ROANOKE TIMES Copyright (c) 1996, Roanoke Times DATE: Saturday, August 17, 1996 TAG: 9608190024 SECTION: EDITORIAL PAGE: A-9 EDITION: METRO
THE U.S. Education Department reports that poverty is not the sole cause of the failure of inner-city kids to do well in school. The report doesn't dismiss poverty as a contributor, but says other conditions of city life may be as much to blame.
Of about half the urban-school problems that were examined, a federal official said, there was something about the urban setting itself that was the major contributing factor. Equally poor students in rural settings, the report found, tend to do better.
Maybe so. But if urban conditions other than poverty itself are often the culprit, those other conditions generally have a link to poverty.
The report notes, for example, that low-income youngsters in cities often attend schools with large enrollments, high rates of teacher absenteeism, and abundant discipline and safety problems. Such students are likelier to watch more television and spend less time on homework. They also come more frequently from single-parent families and change schools more frequently.
The ``something about the urban setting,'' we'd add, might also include kids' easy access to drugs and alcohol, and to guns and other lethal weapons.

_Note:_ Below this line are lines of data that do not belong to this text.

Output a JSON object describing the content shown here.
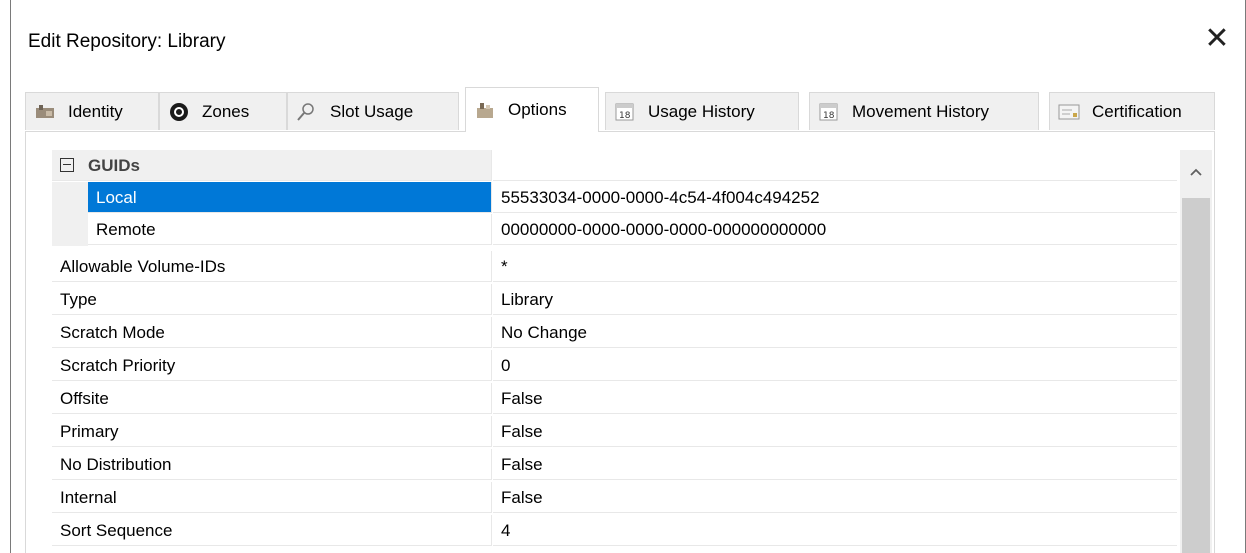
{
  "window": {
    "title": "Edit Repository: Library",
    "close_glyph": "✕"
  },
  "tabs": [
    {
      "label": "Identity",
      "icon": "identity-icon",
      "active": false
    },
    {
      "label": "Zones",
      "icon": "zones-icon",
      "active": false
    },
    {
      "label": "Slot Usage",
      "icon": "magnifier-icon",
      "active": false
    },
    {
      "label": "Options",
      "icon": "options-icon",
      "active": true
    },
    {
      "label": "Usage History",
      "icon": "calendar-icon",
      "active": false
    },
    {
      "label": "Movement History",
      "icon": "calendar-icon",
      "active": false
    },
    {
      "label": "Certification",
      "icon": "certificate-icon",
      "active": false
    }
  ],
  "grid": {
    "category": {
      "label": "GUIDs",
      "expanded": true
    },
    "guid_rows": [
      {
        "name": "Local",
        "value": "55533034-0000-0000-4c54-4f004c494252",
        "selected": true
      },
      {
        "name": "Remote",
        "value": "00000000-0000-0000-0000-000000000000",
        "selected": false
      }
    ],
    "rows": [
      {
        "name": "Allowable Volume-IDs",
        "value": "*"
      },
      {
        "name": "Type",
        "value": "Library"
      },
      {
        "name": "Scratch Mode",
        "value": "No Change"
      },
      {
        "name": "Scratch Priority",
        "value": "0"
      },
      {
        "name": "Offsite",
        "value": "False"
      },
      {
        "name": "Primary",
        "value": "False"
      },
      {
        "name": "No Distribution",
        "value": "False"
      },
      {
        "name": "Internal",
        "value": "False"
      },
      {
        "name": "Sort Sequence",
        "value": "4"
      }
    ]
  },
  "scrollbar": {
    "up_glyph": "^"
  },
  "colors": {
    "selection": "#0078d7",
    "category_bg": "#f0f0f0"
  }
}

Daily and personal exposure to criminal elements, we'd suggest further, might be making raw fear part of the ``something about the urban setting'' that deters educational progress among children in America's worst city neighborhoods.
To be sure, poverty is not the only ill associated with urban life, and poverty is too often cited by urban school officials as reason in itself for low test scores or high dropout rates in their districts.
But the conditions of city life that seem to work against doing well in school aren't products of a city's water supply or sewage system. Almost all - drugs, crime, single-parent households - are related to poverty and exacerbated by poverty.
Many of us, of course, have known individuals who grew up in inner cities and in abject poverty, and who - with pluck, perseverance or the blessing of a high IQ - were superachievers in the classroom. But the poor educational track record of inner-city kids, in the aggregate, remains among the country's most urgent problems.
The Education Department's findings may offer a clue as to why a solution seems so vexingly elusive: Urban poverty breeds conditions that work against the very thing - educational achievement - that brings liberation from poverty.